Le papier et le crayon ont-ils encore une place dans votre travail ?

J’ai toujours un carnet sur moi pour recopier des passages de livres que je trouve bien écrits, dont j’aime l’effet ou le sens, retranscrire des phrases que j’entends, noter mes idées. Dès qu’il s’agit de travailler les textes eux-mêmes, nouvelles ou romans, j’utilise mon ordinateur portable.

Poussons la curiosité encore plus loin… Avez-vous une playlist dédiée à l’écriture ?

Je suis très sensible à la musique et… au bruit. Si j’écoute de la musique, c’est parce que mon roman parle de telle ou telle chanson. J’étudie alors les paroles et la mélodie pour savoir comment les utiliser dans mon histoire. Sinon, j’ai besoin de silence. C’est pourquoi j’écris le matin très tôt, quand toute la famille dort encore.

Parlez-nous de Julia Florista. Comment vous est venue l’idée de l’écrire ?

Plus jeune, j’ai été marquée par l’histoire d’un garçon qui, à seize ans, avait eu une aventure avec une femme mariée qui avait le double de son âge. À peu près au même moment, j’ai découvert le remake américain Infidèle, avec le bel Olivier Martinez et l’excellente Diane Lane. Une femme qui a tout pour être heureuse — le mari est interprété par Richard Gere tout de même — succombe aux charmes d’un jeune Frenchie. L’histoire, qui se termine mal, m’avait intriguée : peut-on devenir infidèle si l’on aime et si l’on est aimée ? En plus d’un triangle amoureux, j’avais envie de parler de la culture portugaise en France, un sujet qui me tient à cœur puisque je suis aussi portugaise.

Couverture sur roman Julia Florista d'Alexandra Vieira. On y voit une femme de dos qui regarder s'éloigner un bus.

Le fado est au cœur du livre. Est-ce une musique avec laquelle vous avez un lien particulier ?

Le fado est justement ce qui m’a permis d’évoquer la culture portugaise à Paris. Ce genre musical, qui est né au 19e siècle dans les faubourgs de Lisbonne, est encore très vivace au Portugal. On le chante aussi à Paris. Mon mari, guitariste, accompagne depuis années des fadistas, des chanteurs et chanteuses de fado. C’est dans son sillage que, depuis 2018, je me suis mise à chanter puis à animer des concerts de fado en région parisienne.

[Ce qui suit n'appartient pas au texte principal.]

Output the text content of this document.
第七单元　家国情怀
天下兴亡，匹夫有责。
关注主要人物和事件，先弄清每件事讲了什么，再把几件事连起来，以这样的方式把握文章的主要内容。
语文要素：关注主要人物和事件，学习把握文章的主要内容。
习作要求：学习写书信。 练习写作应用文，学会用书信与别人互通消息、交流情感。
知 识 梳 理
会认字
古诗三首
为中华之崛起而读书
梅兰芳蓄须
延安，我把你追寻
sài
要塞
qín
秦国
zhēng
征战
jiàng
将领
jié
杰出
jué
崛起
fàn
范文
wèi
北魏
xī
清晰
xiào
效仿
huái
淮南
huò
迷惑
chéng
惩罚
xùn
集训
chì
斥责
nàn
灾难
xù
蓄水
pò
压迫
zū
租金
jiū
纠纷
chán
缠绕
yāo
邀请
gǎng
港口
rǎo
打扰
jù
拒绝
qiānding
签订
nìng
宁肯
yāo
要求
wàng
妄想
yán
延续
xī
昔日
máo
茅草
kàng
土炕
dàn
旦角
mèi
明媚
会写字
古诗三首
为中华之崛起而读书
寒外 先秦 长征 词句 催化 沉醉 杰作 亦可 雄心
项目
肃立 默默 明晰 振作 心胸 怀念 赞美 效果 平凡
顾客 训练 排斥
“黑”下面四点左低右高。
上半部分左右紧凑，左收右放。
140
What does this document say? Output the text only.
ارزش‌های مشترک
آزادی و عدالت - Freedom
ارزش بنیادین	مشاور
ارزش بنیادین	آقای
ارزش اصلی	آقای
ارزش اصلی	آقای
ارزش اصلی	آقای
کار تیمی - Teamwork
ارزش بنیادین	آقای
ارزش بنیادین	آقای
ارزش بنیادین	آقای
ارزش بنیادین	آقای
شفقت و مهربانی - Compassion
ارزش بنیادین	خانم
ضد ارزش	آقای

En quoi le Portugal est-il un cadre idéal pour une romance ?

Le Portugal se prête très bien aux histoires d’amour et aux émotions en général. Les paysages, le soleil, les habitants, le patrimoine et la cuisine sont une invitation à lâcher prise, s’émerveiller et à prendre du plaisir. Dans mon roman, Lisbonne est une parenthèse enchantée.

L’humour vous permet-il faire passer des idées plus graves ?

Si l’on veut toucher ou interpeler les lecteurs sur des sujets sérieux, sans les heurter ni les bousculer, l’humour est indispensable. Un de mes personnages, Antoine, homosexuel et flamboyant, reçoit, pendant qu’il fait cours, un objet qui aurait pu le blesser au visage. Cet incident constitue aussi une réalité du métier d’enseignant.

Ce qu’il est convenu d’appeler « les incivilités » en milieu scolaire constitue un sujet inquiétant et, hélas, pas anecdotique du tout. Je voulais que cet élément aussi fasse partie de mon évocation de ce collège de banlieue parisienne. L’établissement où travaillent Christine, l’héroïne, et son collègue Antoine fait partie de ces collèges tranquilles et sans histoire. Pourtant, dans ces endroits aussi la violence, verbale, parfois physique, peut surgir.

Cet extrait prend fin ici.